Additional information about what is happening in the states, including fact sheets, information about laws on the books, and updates about cases being brought by the Center can be found on our website at www.reproductiverights.org. Our website also contains a report entitled, "What if Roe Fell: The State-by-State Consequences of Overturning Roe v. Wade," which provides a detailed study conducted by the Center analyzing the impact that a Roe reversal would have on each state. The Center will continue tracking legislation for the remainder of the 2006 session, and newly enacted and vetoed laws will be posted on our website.

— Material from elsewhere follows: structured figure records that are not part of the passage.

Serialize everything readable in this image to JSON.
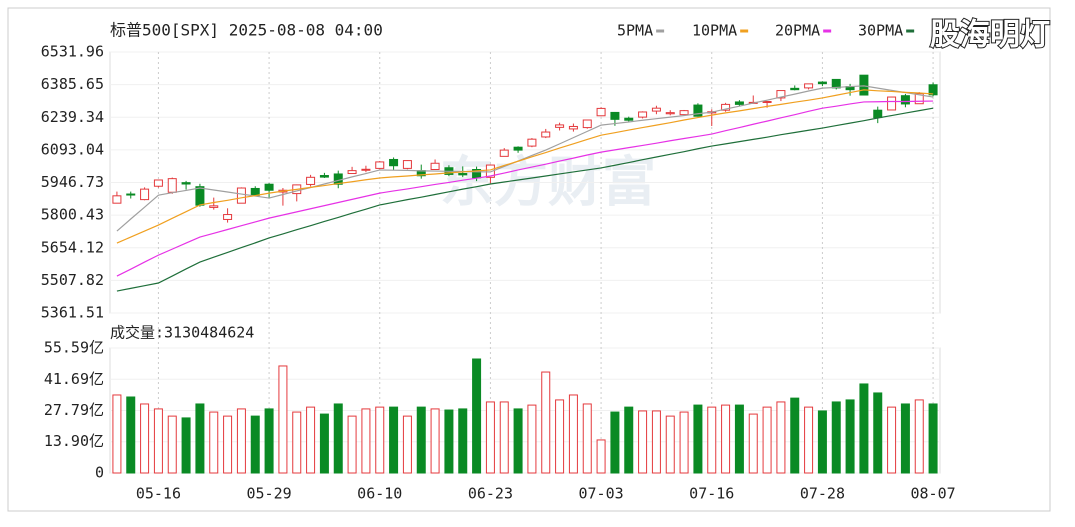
{
  "chart_data": [
    {
      "type": "candlestick",
      "title": "标普500[SPX] 2025-08-08 04:00",
      "ylim": [
        5361.51,
        6531.96
      ],
      "yticks": [
        6531.96,
        6385.65,
        6239.34,
        6093.04,
        5946.73,
        5800.43,
        5654.12,
        5507.82,
        5361.51
      ],
      "up_color": "#e4393c",
      "down_color": "#0a8a24",
      "grid": true,
      "ohlc": [
        [
          5854,
          5906,
          5853,
          5887
        ],
        [
          5895,
          5906,
          5875,
          5893
        ],
        [
          5870,
          5925,
          5867,
          5917
        ],
        [
          5930,
          5959,
          5924,
          5958
        ],
        [
          5903,
          5969,
          5896,
          5964
        ],
        [
          5946,
          5954,
          5915,
          5940
        ],
        [
          5928,
          5941,
          5838,
          5845
        ],
        [
          5835,
          5879,
          5825,
          5842
        ],
        [
          5781,
          5831,
          5767,
          5803
        ],
        [
          5854,
          5925,
          5854,
          5922
        ],
        [
          5920,
          5930,
          5886,
          5889
        ],
        [
          5939,
          5944,
          5876,
          5912
        ],
        [
          5904,
          5922,
          5843,
          5912
        ],
        [
          5897,
          5938,
          5862,
          5936
        ],
        [
          5938,
          5981,
          5929,
          5970
        ],
        [
          5978,
          5990,
          5967,
          5971
        ],
        [
          5985,
          6000,
          5921,
          5939
        ],
        [
          5987,
          6017,
          5987,
          6000
        ],
        [
          6005,
          6022,
          5993,
          6006
        ],
        [
          6010,
          6043,
          6006,
          6039
        ],
        [
          6050,
          6059,
          6003,
          6022
        ],
        [
          6010,
          6046,
          6006,
          6045
        ],
        [
          6000,
          6027,
          5964,
          5977
        ],
        [
          6005,
          6050,
          6005,
          6033
        ],
        [
          6013,
          6024,
          5975,
          5983
        ],
        [
          5987,
          6019,
          5971,
          5981
        ],
        [
          6005,
          6018,
          5953,
          5968
        ],
        [
          5970,
          6028,
          5943,
          6025
        ],
        [
          6064,
          6101,
          6064,
          6092
        ],
        [
          6105,
          6109,
          6080,
          6092
        ],
        [
          6110,
          6146,
          6105,
          6141
        ],
        [
          6151,
          6187,
          6146,
          6173
        ],
        [
          6194,
          6215,
          6180,
          6205
        ],
        [
          6187,
          6211,
          6175,
          6198
        ],
        [
          6193,
          6227,
          6188,
          6227
        ],
        [
          6246,
          6284,
          6244,
          6279
        ],
        [
          6261,
          6263,
          6201,
          6230
        ],
        [
          6235,
          6242,
          6218,
          6226
        ],
        [
          6240,
          6266,
          6234,
          6263
        ],
        [
          6267,
          6291,
          6253,
          6280
        ],
        [
          6255,
          6271,
          6248,
          6260
        ],
        [
          6251,
          6272,
          6245,
          6269
        ],
        [
          6294,
          6302,
          6242,
          6244
        ],
        [
          6259,
          6275,
          6200,
          6264
        ],
        [
          6271,
          6304,
          6264,
          6297
        ],
        [
          6308,
          6316,
          6289,
          6297
        ],
        [
          6304,
          6337,
          6302,
          6306
        ],
        [
          6307,
          6310,
          6282,
          6310
        ],
        [
          6326,
          6359,
          6312,
          6359
        ],
        [
          6369,
          6382,
          6360,
          6363
        ],
        [
          6371,
          6390,
          6364,
          6389
        ],
        [
          6397,
          6401,
          6379,
          6390
        ],
        [
          6409,
          6410,
          6364,
          6371
        ],
        [
          6377,
          6389,
          6336,
          6363
        ],
        [
          6428,
          6428,
          6337,
          6339
        ],
        [
          6271,
          6287,
          6213,
          6238
        ],
        [
          6272,
          6330,
          6272,
          6330
        ],
        [
          6336,
          6344,
          6284,
          6299
        ],
        [
          6300,
          6352,
          6300,
          6345
        ],
        [
          6385,
          6395,
          6333,
          6340
        ]
      ],
      "series": [
        {
          "name": "5PMA",
          "color": "#a0a0a0",
          "values": [
            5729,
            5783,
            5836,
            5890,
            5901,
            5911,
            5922,
            5913,
            5904,
            5895,
            5886,
            5877,
            5893,
            5909,
            5924,
            5940,
            5956,
            5972,
            5987,
            6003,
            6002,
            6001,
            5999,
            5998,
            5997,
            5996,
            5995,
            5994,
            6019,
            6043,
            6068,
            6092,
            6120,
            6148,
            6176,
            6204,
            6211,
            6218,
            6226,
            6233,
            6240,
            6247,
            6255,
            6262,
            6276,
            6289,
            6303,
            6316,
            6330,
            6343,
            6357,
            6370,
            6373,
            6377,
            6380,
            6370,
            6360,
            6350,
            6340,
            6330
          ]
        },
        {
          "name": "10PMA",
          "color": "#f0a020",
          "values": [
            5675,
            5702,
            5729,
            5756,
            5786,
            5816,
            5846,
            5857,
            5867,
            5878,
            5888,
            5899,
            5908,
            5916,
            5925,
            5933,
            5942,
            5950,
            5959,
            5967,
            5972,
            5976,
            5981,
            5985,
            5990,
            5994,
            5999,
            6003,
            6023,
            6042,
            6062,
            6081,
            6101,
            6120,
            6140,
            6159,
            6170,
            6182,
            6193,
            6204,
            6215,
            6227,
            6238,
            6249,
            6259,
            6268,
            6278,
            6288,
            6297,
            6307,
            6316,
            6326,
            6338,
            6350,
            6362,
            6358,
            6355,
            6351,
            6348,
            6344
          ]
        },
        {
          "name": "20PMA",
          "color": "#e632e6",
          "values": [
            5527,
            5558,
            5590,
            5621,
            5648,
            5675,
            5702,
            5719,
            5736,
            5753,
            5770,
            5787,
            5801,
            5815,
            5829,
            5843,
            5857,
            5871,
            5885,
            5899,
            5909,
            5918,
            5928,
            5938,
            5947,
            5957,
            5966,
            5976,
            5989,
            6003,
            6016,
            6029,
            6043,
            6056,
            6070,
            6083,
            6093,
            6103,
            6113,
            6123,
            6134,
            6144,
            6154,
            6164,
            6179,
            6193,
            6208,
            6222,
            6237,
            6251,
            6266,
            6280,
            6289,
            6299,
            6308,
            6309,
            6310,
            6310,
            6311,
            6312
          ]
        },
        {
          "name": "30PMA",
          "color": "#1f6f3a",
          "values": [
            5460,
            5472,
            5484,
            5496,
            5527,
            5559,
            5590,
            5612,
            5633,
            5655,
            5676,
            5698,
            5716,
            5735,
            5753,
            5772,
            5790,
            5809,
            5827,
            5846,
            5858,
            5870,
            5881,
            5893,
            5905,
            5917,
            5928,
            5940,
            5949,
            5958,
            5967,
            5976,
            5985,
            5994,
            6003,
            6012,
            6024,
            6036,
            6049,
            6061,
            6073,
            6085,
            6098,
            6110,
            6120,
            6130,
            6140,
            6150,
            6161,
            6171,
            6181,
            6191,
            6202,
            6213,
            6224,
            6236,
            6247,
            6258,
            6269,
            6280
          ]
        }
      ]
    },
    {
      "type": "bar",
      "title": "成交量:3130484624",
      "ylim": [
        0,
        55.59
      ],
      "yticks": [
        {
          "value": 55.59,
          "label": "55.59亿"
        },
        {
          "value": 41.69,
          "label": "41.69亿"
        },
        {
          "value": 27.79,
          "label": "27.79亿"
        },
        {
          "value": 13.9,
          "label": "13.90亿"
        },
        0
      ],
      "categories": [
        null,
        null,
        null,
        "05-16",
        null,
        null,
        null,
        null,
        null,
        null,
        null,
        "05-29",
        null,
        null,
        null,
        null,
        null,
        null,
        null,
        "06-10",
        null,
        null,
        null,
        null,
        null,
        null,
        null,
        "06-23",
        null,
        null,
        null,
        null,
        null,
        null,
        null,
        "07-03",
        null,
        null,
        null,
        null,
        null,
        null,
        null,
        "07-16",
        null,
        null,
        null,
        null,
        null,
        null,
        null,
        "07-28",
        null,
        null,
        null,
        null,
        null,
        null,
        null,
        "08-07"
      ],
      "values": [
        34.7,
        33.8,
        30.7,
        28.5,
        25.3,
        24.5,
        30.7,
        27.1,
        25.3,
        28.5,
        25.3,
        28.5,
        47.6,
        27.1,
        29.3,
        26.2,
        30.7,
        25.3,
        28.5,
        29.3,
        29.3,
        25.3,
        29.3,
        28.5,
        28.0,
        28.5,
        50.7,
        31.6,
        31.6,
        28.5,
        30.2,
        44.9,
        32.5,
        34.7,
        30.7,
        14.7,
        27.1,
        29.3,
        27.6,
        27.6,
        25.3,
        27.1,
        30.2,
        29.3,
        30.2,
        30.2,
        26.2,
        29.3,
        31.6,
        33.3,
        29.3,
        27.6,
        31.6,
        32.5,
        39.6,
        35.6,
        29.3,
        30.7,
        32.5,
        30.7
      ]
    }
  ],
  "watermark": "东方财富",
  "corner_text": "股海明灯"
}
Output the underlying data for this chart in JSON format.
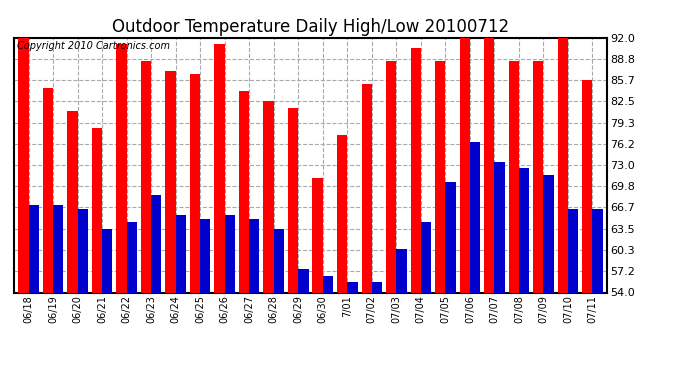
{
  "title": "Outdoor Temperature Daily High/Low 20100712",
  "copyright": "Copyright 2010 Cartronics.com",
  "dates": [
    "06/18",
    "06/19",
    "06/20",
    "06/21",
    "06/22",
    "06/23",
    "06/24",
    "06/25",
    "06/26",
    "06/27",
    "06/28",
    "06/29",
    "06/30",
    "7/01",
    "07/02",
    "07/03",
    "07/04",
    "07/05",
    "07/06",
    "07/07",
    "07/08",
    "07/09",
    "07/10",
    "07/11"
  ],
  "highs": [
    92.0,
    84.5,
    81.0,
    78.5,
    91.0,
    88.5,
    87.0,
    86.5,
    91.0,
    84.0,
    82.5,
    81.5,
    71.0,
    77.5,
    85.0,
    88.5,
    90.5,
    88.5,
    92.0,
    92.0,
    88.5,
    88.5,
    92.0,
    85.7
  ],
  "lows": [
    67.0,
    67.0,
    66.5,
    63.5,
    64.5,
    68.5,
    65.5,
    65.0,
    65.5,
    65.0,
    63.5,
    57.5,
    56.5,
    55.5,
    55.5,
    60.5,
    64.5,
    70.5,
    76.5,
    73.5,
    72.5,
    71.5,
    66.5,
    66.5
  ],
  "high_color": "#ff0000",
  "low_color": "#0000cc",
  "bg_color": "#ffffff",
  "grid_color": "#aaaaaa",
  "ymin": 54.0,
  "ymax": 92.0,
  "yticks": [
    54.0,
    57.2,
    60.3,
    63.5,
    66.7,
    69.8,
    73.0,
    76.2,
    79.3,
    82.5,
    85.7,
    88.8,
    92.0
  ],
  "title_fontsize": 12,
  "copyright_fontsize": 7,
  "bar_width": 0.42,
  "figwidth": 6.9,
  "figheight": 3.75,
  "dpi": 100
}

[1] As of August 1, 2006, five states, Massachusetts, North Carolina, New Jersey, Michigan, and California are in session. An additional two states are still in session but are on recess (Pennsylvania resumes regular session on September 7th and New York on October 16th). Arkansas, Montana, Nevada, Oregon, and Texas did not hold a regular session in 2006. All other states have adjourned for the 2006 session.